Discovering crudo in Valdivia & realizing the f-ing Germans are everywhere!
After Cochamo, we ventured out to Valdivia. I was told that I shouldn’t miss the market there because it’s full of fresh seafood and it’s true. Although small in size, it’s a market lovers paradise. You can purchase different types of fresh fish, get it cut up right on the spot to take home & cook up a feast:
along with fresh fruits and vegetables:
Valdivia is also home to many German immigrants (just like Puerto Varas & Puerto Montt, mentioned here). Goddam, those Germans are freaking everywhere! Not only have we met more German travelers in the past 6 months than any other nationality but here they were even in food form everywhere in Chile! What gives Germans?! No offense to any of you & I love a lot of you but geez, you guys are all over the freaking world! Everywhere I have ever traveled has been filled with Germans!

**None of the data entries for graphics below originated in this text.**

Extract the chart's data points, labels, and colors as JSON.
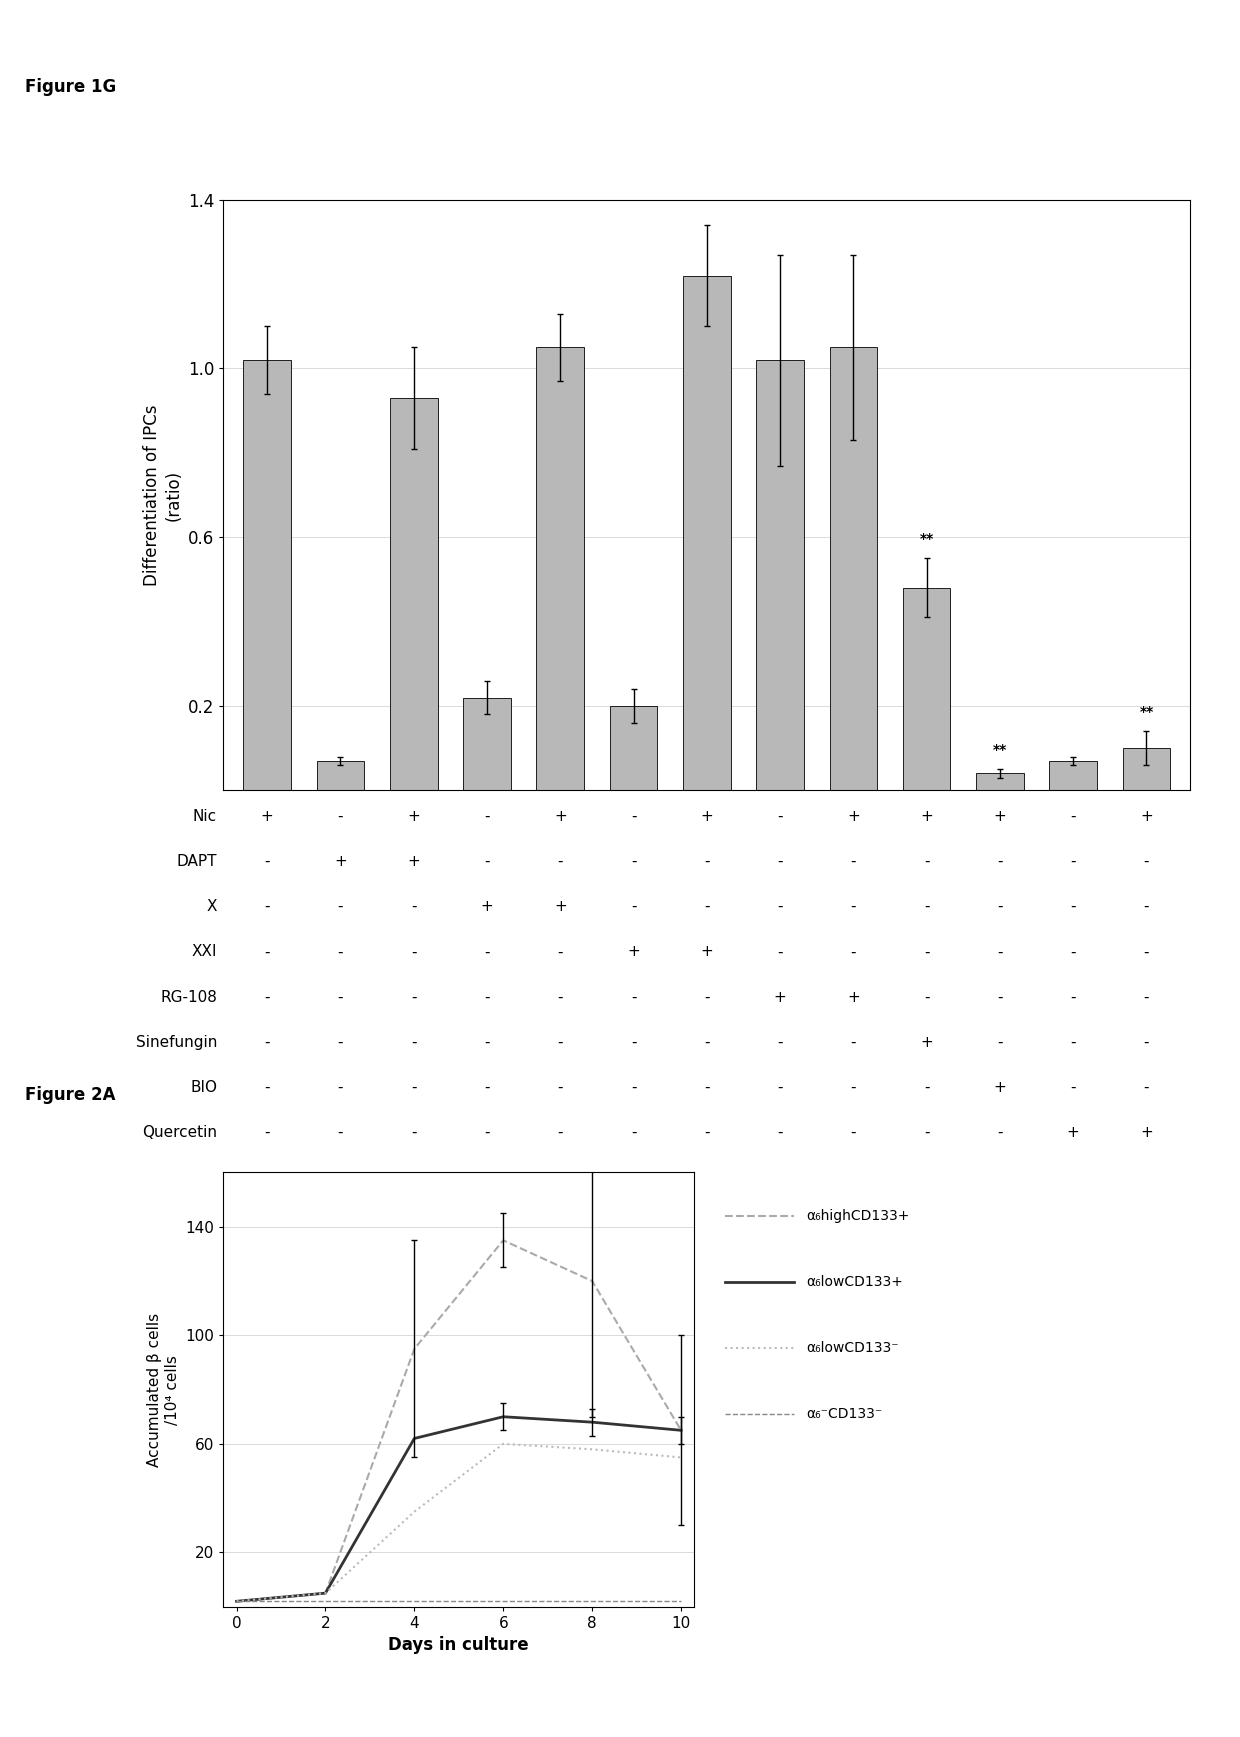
{
  "fig1g": {
    "ylabel": "Differentiation of IPCs\n(ratio)",
    "ylim": [
      0,
      1.4
    ],
    "yticks": [
      0.2,
      0.6,
      1.0,
      1.4
    ],
    "bar_values": [
      1.02,
      0.07,
      0.93,
      0.22,
      1.05,
      0.2,
      1.22,
      1.02,
      1.05,
      0.48,
      0.04,
      0.07,
      0.1
    ],
    "bar_errors": [
      0.08,
      0.01,
      0.12,
      0.04,
      0.08,
      0.04,
      0.12,
      0.25,
      0.22,
      0.07,
      0.01,
      0.01,
      0.04
    ],
    "bar_color": "#b8b8b8",
    "significance": [
      false,
      false,
      false,
      false,
      false,
      false,
      false,
      false,
      false,
      true,
      true,
      false,
      true
    ],
    "conditions": {
      "Nic": [
        "+",
        "-",
        "+",
        "-",
        "+",
        "-",
        "+",
        "-",
        "+",
        "+",
        "+",
        "-",
        "+"
      ],
      "DAPT": [
        "-",
        "+",
        "+",
        "-",
        "-",
        "-",
        "-",
        "-",
        "-",
        "-",
        "-",
        "-",
        "-"
      ],
      "X": [
        "-",
        "-",
        "-",
        "+",
        "+",
        "-",
        "-",
        "-",
        "-",
        "-",
        "-",
        "-",
        "-"
      ],
      "XXI": [
        "-",
        "-",
        "-",
        "-",
        "-",
        "+",
        "+",
        "-",
        "-",
        "-",
        "-",
        "-",
        "-"
      ],
      "RG-108": [
        "-",
        "-",
        "-",
        "-",
        "-",
        "-",
        "-",
        "+",
        "+",
        "-",
        "-",
        "-",
        "-"
      ],
      "Sinefungin": [
        "-",
        "-",
        "-",
        "-",
        "-",
        "-",
        "-",
        "-",
        "-",
        "+",
        "-",
        "-",
        "-"
      ],
      "BIO": [
        "-",
        "-",
        "-",
        "-",
        "-",
        "-",
        "-",
        "-",
        "-",
        "-",
        "+",
        "-",
        "-"
      ],
      "Quercetin": [
        "-",
        "-",
        "-",
        "-",
        "-",
        "-",
        "-",
        "-",
        "-",
        "-",
        "-",
        "+",
        "+"
      ]
    }
  },
  "fig2a": {
    "xlabel": "Days in culture",
    "ylabel1": "Accumulated β cells",
    "ylabel2": "/10⁴ cells",
    "ylim": [
      0,
      160
    ],
    "yticks": [
      20,
      60,
      100,
      140
    ],
    "xticks": [
      0,
      2,
      4,
      6,
      8,
      10
    ],
    "lines": [
      {
        "key": "alpha6highCD133+",
        "days": [
          0,
          2,
          4,
          6,
          8,
          10
        ],
        "values": [
          2,
          5,
          95,
          135,
          120,
          65
        ],
        "errors": [
          0,
          0,
          40,
          10,
          50,
          35
        ],
        "color": "#aaaaaa",
        "linestyle": "--",
        "linewidth": 1.5,
        "label_parts": [
          "α",
          "6",
          "high",
          "CD133",
          "+"
        ]
      },
      {
        "key": "alpha6lowCD133+",
        "days": [
          0,
          2,
          4,
          6,
          8,
          10
        ],
        "values": [
          2,
          5,
          62,
          70,
          68,
          65
        ],
        "errors": [
          0,
          0,
          0,
          5,
          5,
          5
        ],
        "color": "#333333",
        "linestyle": "-",
        "linewidth": 2.0,
        "label_parts": [
          "α",
          "6",
          "low",
          "CD133",
          "+"
        ]
      },
      {
        "key": "alpha6lowCD133-",
        "days": [
          0,
          2,
          4,
          6,
          8,
          10
        ],
        "values": [
          2,
          5,
          35,
          60,
          58,
          55
        ],
        "errors": [
          0,
          0,
          0,
          0,
          0,
          0
        ],
        "color": "#bbbbbb",
        "linestyle": ":",
        "linewidth": 1.5,
        "label_parts": [
          "α",
          "6",
          "low",
          "CD133",
          "-"
        ]
      },
      {
        "key": "alpha6-CD133-",
        "days": [
          0,
          2,
          4,
          6,
          8,
          10
        ],
        "values": [
          2,
          2,
          2,
          2,
          2,
          2
        ],
        "errors": [
          0,
          0,
          0,
          0,
          0,
          0
        ],
        "color": "#888888",
        "linestyle": "--",
        "linewidth": 1.0,
        "label_parts": [
          "α",
          "6",
          "-",
          "CD133",
          "-"
        ]
      }
    ]
  }
}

Sorry for the short rant but it’s a real phenomenon! Valdivia is home to one of the best beers in Chile, which is not saying a lot when you have stuff like Escudo & Cristal to compare it to (think Bud & Coors). But Kunstmann is a good beer even compared with others in the world & they have their own brewery here in Valdivia which I sadly did not visit (I know…I am embarassed being the beer lover I am but the food was supposed to be awful & it was raining much of the time we were here and ok, I was lazy). Kuntsmann even has their own version of Oktoberfest called Bierfest! Cheers for the Germans!
In addition to the beer and the widespread kuchen, I found a curious “German specialty” only in Valdivia (which I still remain dubious to its origin) called crudo. I had never heard of crudo before. Steak tartar, yes, of course. But this poor mans version? Raw meat spread thin on white (practically wonder) bread! topped with minced onions & your choice of condiments left me perplexed. And here in Chile of all places?! I just HAD to try it!
I did some research and found a German dish called ‘Mett’ which was similar but made with pork. Of all the Germans I have met in my day, I have never seen or heard of any ‘Mett’. Hey, any of you Germans out there reading can help validate (or not) this?!
But when we passed by the famous Haussmann’s cafe, I couldn’t resist stopping in to have a taste. I thought I would hate it but when squeezed with lemons (kind of ‘cooking’ the meat-as in ceviche) topped with the onions and some relish, I found it surprisingly tasty! Maybe it was all those Kuntsmann ales we washed it down with. In any case, I was happy to make the discovery of crudo.
Less impressive were the hot dogs, vile pink things they were. Packed into an oversized bun served with chopped tomatoes then smeared with mushed avocado and slathered with mayo. Sounds good, eh? Yeah, they are about that good! They go by the name completos and while they might (I really stress the term might) make good drunk food, they are a bit strange to eat while sober.
After our very short 2 days in Valdivia, we went to Pucon. Appropriately dubbed the ‘adventure capital of Chile’. It’s easy to see why when you arrive. The streets are filled with restaurants catering to tourists; there are tour companies on every street corner beckoning you to take a wide variety of adventure tours including climbing the nearby Villaricca volcano (most popular), hydrospeeding (a new one to me), rafting, ziplining…you get the picture. Pucon is beautifully situated but the town is dreadful. No character of its own, just throngs of backpackers looking to get their ‘adventure’ fix namely by climbing that volcano. No thanks.
We did not embark on any of these adventures. We had had enough of that. Instead we just did some plain old hiking to explore the stunning nature in the area. The beautiful Cañi preserve boasts views of four volcanoes at its summit in addition to walking around mirror-like lakes.
You can spend a night or two at the refugio there.
I had my first introduction to aracuana (monkey puzzle) trees here and had an opportunity to forage the piñons (pine nuts) that they produce (more on that later).
We also visited the Parque Nacional Huerquehue and I highly recommend two days there with an overnight in this refugio.